If you want to avoid the intersection with the existing line, if you set the weight of the intersection to be large in step s8, the integrated value will also be large, so it will be excluded from the wiring route candidates in step s3 and another route that does not intersect will be searched. It will be. Therefore, by appropriately adjusting the weighting value of the intersection in accordance with the tolerance of the circuit design, it is possible to freely select whether to avoid the intersection to bypass the wiring path or to adopt the through hole.

<Effects of the Invention> According to the present invention, the conventional restrictions when determining a wiring route are relaxed, and even if there is an existing wiring route between the wiring prohibited areas, both wiring routes are provided. A new wiring route can be determined by cutting in between. Therefore, the wiring distance as a whole can be shortened as much as possible. Moreover, by appropriately setting the weighting value of the intersection in accordance with the tolerance of the circuit design, it is possible to freely adjust whether to avoid the intersection of the wiring paths and to make the detour or to use the through hole. Therefore, it is possible to always determine the optimum wiring route for connecting multiple points.

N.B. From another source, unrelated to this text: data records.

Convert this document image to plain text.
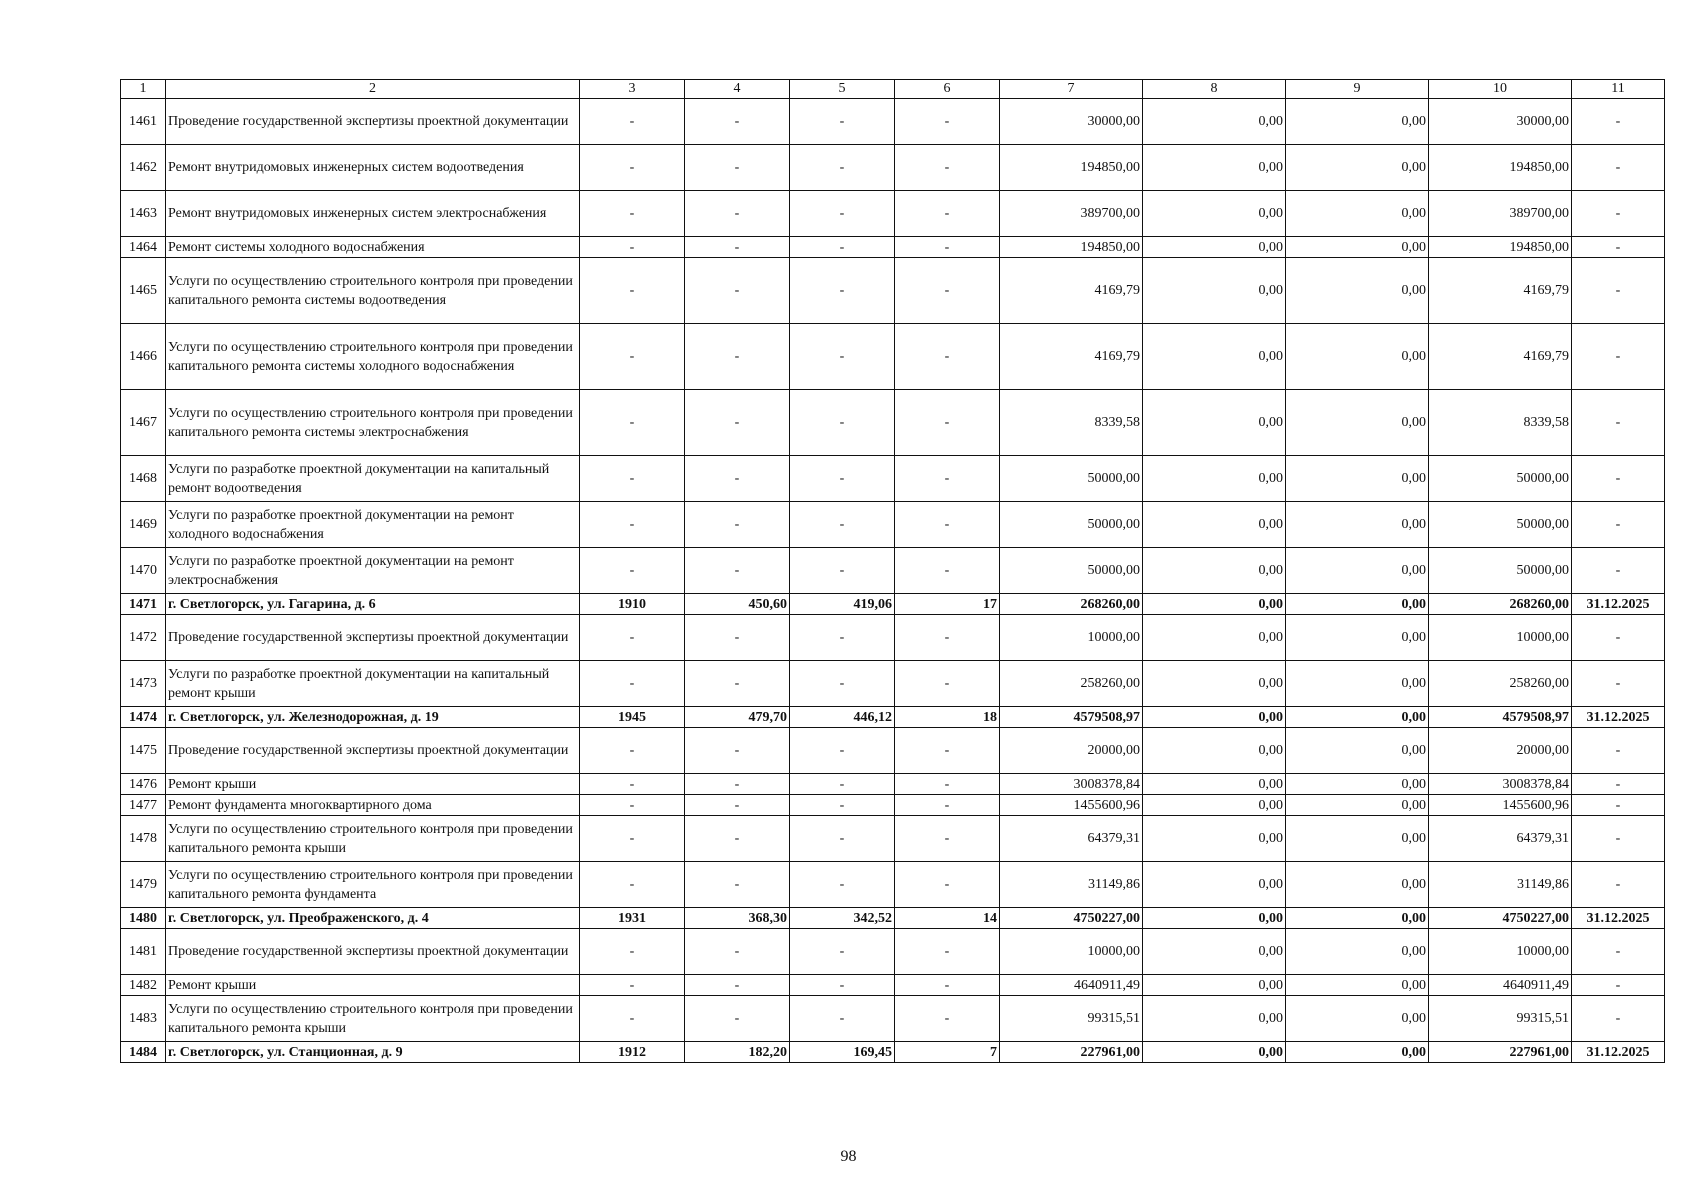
1	2	3	4	5	6	7	8	9	10	11
1461	Проведение государственной экспертизы проектной документации	-	-	-	-	30000,00	0,00	0,00	30000,00	-
1462	Ремонт внутридомовых инженерных систем водоотведения	-	-	-	-	194850,00	0,00	0,00	194850,00	-
1463	Ремонт внутридомовых инженерных систем электроснабжения	-	-	-	-	389700,00	0,00	0,00	389700,00	-
1464	Ремонт системы холодного водоснабжения	-	-	-	-	194850,00	0,00	0,00	194850,00	-
1465	Услуги по осуществлению строительного контроля при проведении капитального ремонта системы водоотведения	-	-	-	-	4169,79	0,00	0,00	4169,79	-
1466	Услуги по осуществлению строительного контроля при проведении капитального ремонта системы холодного водоснабжения	-	-	-	-	4169,79	0,00	0,00	4169,79	-
1467	Услуги по осуществлению строительного контроля при проведении капитального ремонта системы электроснабжения	-	-	-	-	8339,58	0,00	0,00	8339,58	-
1468	Услуги по разработке проектной документации на капитальный ремонт водоотведения	-	-	-	-	50000,00	0,00	0,00	50000,00	-
1469	Услуги по разработке проектной документации на ремонт холодного водоснабжения	-	-	-	-	50000,00	0,00	0,00	50000,00	-
1470	Услуги по разработке проектной документации на ремонт электроснабжения	-	-	-	-	50000,00	0,00	0,00	50000,00	-
1471	г. Светлогорск, ул. Гагарина, д. 6	1910	450,60	419,06	17	268260,00	0,00	0,00	268260,00	31.12.2025
1472	Проведение государственной экспертизы проектной документации	-	-	-	-	10000,00	0,00	0,00	10000,00	-
1473	Услуги по разработке проектной документации на капитальный ремонт крыши	-	-	-	-	258260,00	0,00	0,00	258260,00	-
1474	г. Светлогорск, ул. Железнодорожная, д. 19	1945	479,70	446,12	18	4579508,97	0,00	0,00	4579508,97	31.12.2025
1475	Проведение государственной экспертизы проектной документации	-	-	-	-	20000,00	0,00	0,00	20000,00	-
1476	Ремонт крыши	-	-	-	-	3008378,84	0,00	0,00	3008378,84	-
1477	Ремонт фундамента многоквартирного дома	-	-	-	-	1455600,96	0,00	0,00	1455600,96	-
1478	Услуги по осуществлению строительного контроля при проведении капитального ремонта крыши	-	-	-	-	64379,31	0,00	0,00	64379,31	-
1479	Услуги по осуществлению строительного контроля при проведении капитального ремонта фундамента	-	-	-	-	31149,86	0,00	0,00	31149,86	-
1480	г. Светлогорск, ул. Преображенского, д. 4	1931	368,30	342,52	14	4750227,00	0,00	0,00	4750227,00	31.12.2025
1481	Проведение государственной экспертизы проектной документации	-	-	-	-	10000,00	0,00	0,00	10000,00	-
1482	Ремонт крыши	-	-	-	-	4640911,49	0,00	0,00	4640911,49	-
1483	Услуги по осуществлению строительного контроля при проведении капитального ремонта крыши	-	-	-	-	99315,51	0,00	0,00	99315,51	-
1484	г. Светлогорск, ул. Станционная, д. 9	1912	182,20	169,45	7	227961,00	0,00	0,00	227961,00	31.12.2025
98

[Brief description of drawings]

1 to 6 show respective embodiments of the present invention, and FIG. 1 is a plan view showing the relationship between a wiring prohibited area provided on a substrate and a wiring path connected between each connection point, FIG. 2 is an explanatory diagram of a coordinate system configured when determining a wiring route,
FIG. 3 is a flowchart of a wiring route search procedure, FIG. 4 is an explanatory diagram showing the contents of data on the way of searching the wiring route, FIG. 5 is an explanatory diagram of branch information set at each branch point of the coordinate system, and FIG. The figure is an explanatory diagram of a method of determining whether or not there is an intersection with an existing wiring route. FIG. 7 is a plan view showing the relationship between the wiring prohibited area provided on the substrate and the wiring path connected between the connection points for explaining the conventional wiring path determination method. W-Z ... Wiring prohibited area, V ... Wiring possible area, L ... Boundary line, ...... Branch point, A ... Start point, A '... End point.

Claims (1)

[Claims] 1. A writable area existing between wiring prohibition areas is regarded as a boundary line of the wiring prohibition area, and a coordinate system composed of the wiring prohibition area and the boundary line is constructed. From the to the end point, connectable branch points are sequentially selected from the branch points existing on the boundary line as candidate points, the distances from the start point to each selected candidate point are integrated, and the existing If the intersection with the wiring route is checked and if it intersects with the existing line, the route that gives the minimum weighted integrated value is searched while adding the preset intersection weight to the integrated value, and the end point is reached. A wiring route determining method, characterized in that a route that gives a minimum integrated value at a time point is determined as a wiring route.